In dumping syndrome, food and gastric juices from your stomach move to your small intestine in an uncontrolled, abnormally fast manner. This is most often related to changes in your stomach associated with surgery, such as when the opening (pylorus) between your stomach and the small intestine (duodenum) has been removed during an operation.
The pylorus acts as a brake so that stomach emptying is gradual. When it's removed, stomach material dumps rapidly into the small intestine. The ill effects of this are thought to be caused by the release of gastrointestinal hormones in the small intestine, as well as insulin secreted to process the sugar (glucose).

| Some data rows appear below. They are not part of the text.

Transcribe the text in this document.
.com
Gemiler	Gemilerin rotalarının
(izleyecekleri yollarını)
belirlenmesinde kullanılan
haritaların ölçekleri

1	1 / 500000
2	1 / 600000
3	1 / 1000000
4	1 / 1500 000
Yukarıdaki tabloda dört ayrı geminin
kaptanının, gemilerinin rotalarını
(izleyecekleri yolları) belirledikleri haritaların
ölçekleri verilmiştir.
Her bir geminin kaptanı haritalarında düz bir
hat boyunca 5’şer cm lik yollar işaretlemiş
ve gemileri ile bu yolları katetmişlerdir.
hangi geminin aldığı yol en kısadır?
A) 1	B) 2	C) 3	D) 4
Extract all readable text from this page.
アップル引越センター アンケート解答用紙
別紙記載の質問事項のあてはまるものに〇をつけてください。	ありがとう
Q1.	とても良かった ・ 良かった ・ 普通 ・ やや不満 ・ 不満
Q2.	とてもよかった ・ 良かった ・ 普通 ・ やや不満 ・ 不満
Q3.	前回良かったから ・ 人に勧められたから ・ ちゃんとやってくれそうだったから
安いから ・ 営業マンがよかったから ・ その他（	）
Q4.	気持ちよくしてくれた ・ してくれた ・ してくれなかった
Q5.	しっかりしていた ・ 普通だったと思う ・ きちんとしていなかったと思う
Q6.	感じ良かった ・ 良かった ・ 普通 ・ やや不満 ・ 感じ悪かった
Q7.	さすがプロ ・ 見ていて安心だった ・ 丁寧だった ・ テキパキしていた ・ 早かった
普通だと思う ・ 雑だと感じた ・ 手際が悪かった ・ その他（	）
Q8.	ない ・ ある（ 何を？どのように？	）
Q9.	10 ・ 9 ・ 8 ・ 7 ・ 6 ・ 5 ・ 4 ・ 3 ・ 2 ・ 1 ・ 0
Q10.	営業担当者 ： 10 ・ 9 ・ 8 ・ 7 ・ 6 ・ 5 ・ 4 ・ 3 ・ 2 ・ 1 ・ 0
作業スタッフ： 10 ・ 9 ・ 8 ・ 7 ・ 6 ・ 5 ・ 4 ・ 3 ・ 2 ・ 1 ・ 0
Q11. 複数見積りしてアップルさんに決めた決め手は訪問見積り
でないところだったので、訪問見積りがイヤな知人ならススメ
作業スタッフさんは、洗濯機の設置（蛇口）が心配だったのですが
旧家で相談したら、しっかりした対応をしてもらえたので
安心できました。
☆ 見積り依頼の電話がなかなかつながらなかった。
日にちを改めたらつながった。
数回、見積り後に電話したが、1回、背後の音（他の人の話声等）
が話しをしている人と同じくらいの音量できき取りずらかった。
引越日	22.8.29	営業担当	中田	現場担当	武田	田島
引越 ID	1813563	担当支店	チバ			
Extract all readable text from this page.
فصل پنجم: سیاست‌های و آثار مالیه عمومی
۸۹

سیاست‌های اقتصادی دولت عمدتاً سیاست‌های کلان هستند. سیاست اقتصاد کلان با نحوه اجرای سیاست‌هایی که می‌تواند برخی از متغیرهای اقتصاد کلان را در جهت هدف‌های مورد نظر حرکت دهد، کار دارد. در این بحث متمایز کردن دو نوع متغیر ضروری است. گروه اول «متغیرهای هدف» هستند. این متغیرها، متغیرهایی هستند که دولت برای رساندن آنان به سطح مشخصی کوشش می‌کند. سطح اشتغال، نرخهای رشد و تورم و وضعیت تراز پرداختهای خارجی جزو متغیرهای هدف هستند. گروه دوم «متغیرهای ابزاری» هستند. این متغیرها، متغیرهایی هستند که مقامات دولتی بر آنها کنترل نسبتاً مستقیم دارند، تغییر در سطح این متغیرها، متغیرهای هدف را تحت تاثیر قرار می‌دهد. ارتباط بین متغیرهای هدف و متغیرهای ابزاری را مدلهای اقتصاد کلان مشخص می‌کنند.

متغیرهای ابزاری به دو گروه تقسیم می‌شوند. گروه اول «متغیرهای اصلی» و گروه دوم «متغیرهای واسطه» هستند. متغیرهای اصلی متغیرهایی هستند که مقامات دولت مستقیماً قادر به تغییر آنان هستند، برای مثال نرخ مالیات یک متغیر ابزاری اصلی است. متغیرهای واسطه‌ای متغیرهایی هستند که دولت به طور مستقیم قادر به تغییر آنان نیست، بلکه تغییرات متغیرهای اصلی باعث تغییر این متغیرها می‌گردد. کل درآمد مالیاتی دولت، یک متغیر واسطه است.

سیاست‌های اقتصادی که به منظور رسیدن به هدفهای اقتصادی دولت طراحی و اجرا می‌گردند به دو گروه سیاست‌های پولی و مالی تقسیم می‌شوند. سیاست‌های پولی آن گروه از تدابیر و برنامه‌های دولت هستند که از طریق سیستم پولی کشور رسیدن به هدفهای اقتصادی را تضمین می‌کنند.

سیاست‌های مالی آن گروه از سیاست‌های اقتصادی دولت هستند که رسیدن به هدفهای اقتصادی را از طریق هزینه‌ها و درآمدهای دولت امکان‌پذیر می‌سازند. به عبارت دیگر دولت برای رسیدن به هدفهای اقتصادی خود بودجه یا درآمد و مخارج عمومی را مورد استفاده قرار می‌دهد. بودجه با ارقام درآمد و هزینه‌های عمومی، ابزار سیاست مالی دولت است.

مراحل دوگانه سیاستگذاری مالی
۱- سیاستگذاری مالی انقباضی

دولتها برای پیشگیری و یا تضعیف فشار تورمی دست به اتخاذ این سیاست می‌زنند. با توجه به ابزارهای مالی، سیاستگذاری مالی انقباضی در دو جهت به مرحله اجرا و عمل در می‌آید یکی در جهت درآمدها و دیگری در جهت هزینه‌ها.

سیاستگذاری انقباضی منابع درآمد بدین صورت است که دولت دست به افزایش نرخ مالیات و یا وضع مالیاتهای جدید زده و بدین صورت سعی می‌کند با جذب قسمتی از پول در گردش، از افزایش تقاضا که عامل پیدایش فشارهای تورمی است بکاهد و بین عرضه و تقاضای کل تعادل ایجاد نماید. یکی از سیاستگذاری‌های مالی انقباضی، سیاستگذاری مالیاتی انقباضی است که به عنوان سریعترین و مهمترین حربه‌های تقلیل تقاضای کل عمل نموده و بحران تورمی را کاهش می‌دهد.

Dumping syndrome can occur after any operation on the stomach as well as after removal of the esophagus (esophagectomy). Gastric bypass surgery for weight loss is the most common cause today. It develops most commonly within weeks after surgery, or as soon as you return to your normal diet. The more stomach removed or bypassed, the more likely that the condition will be severe. It sometimes becomes a chronic disorder.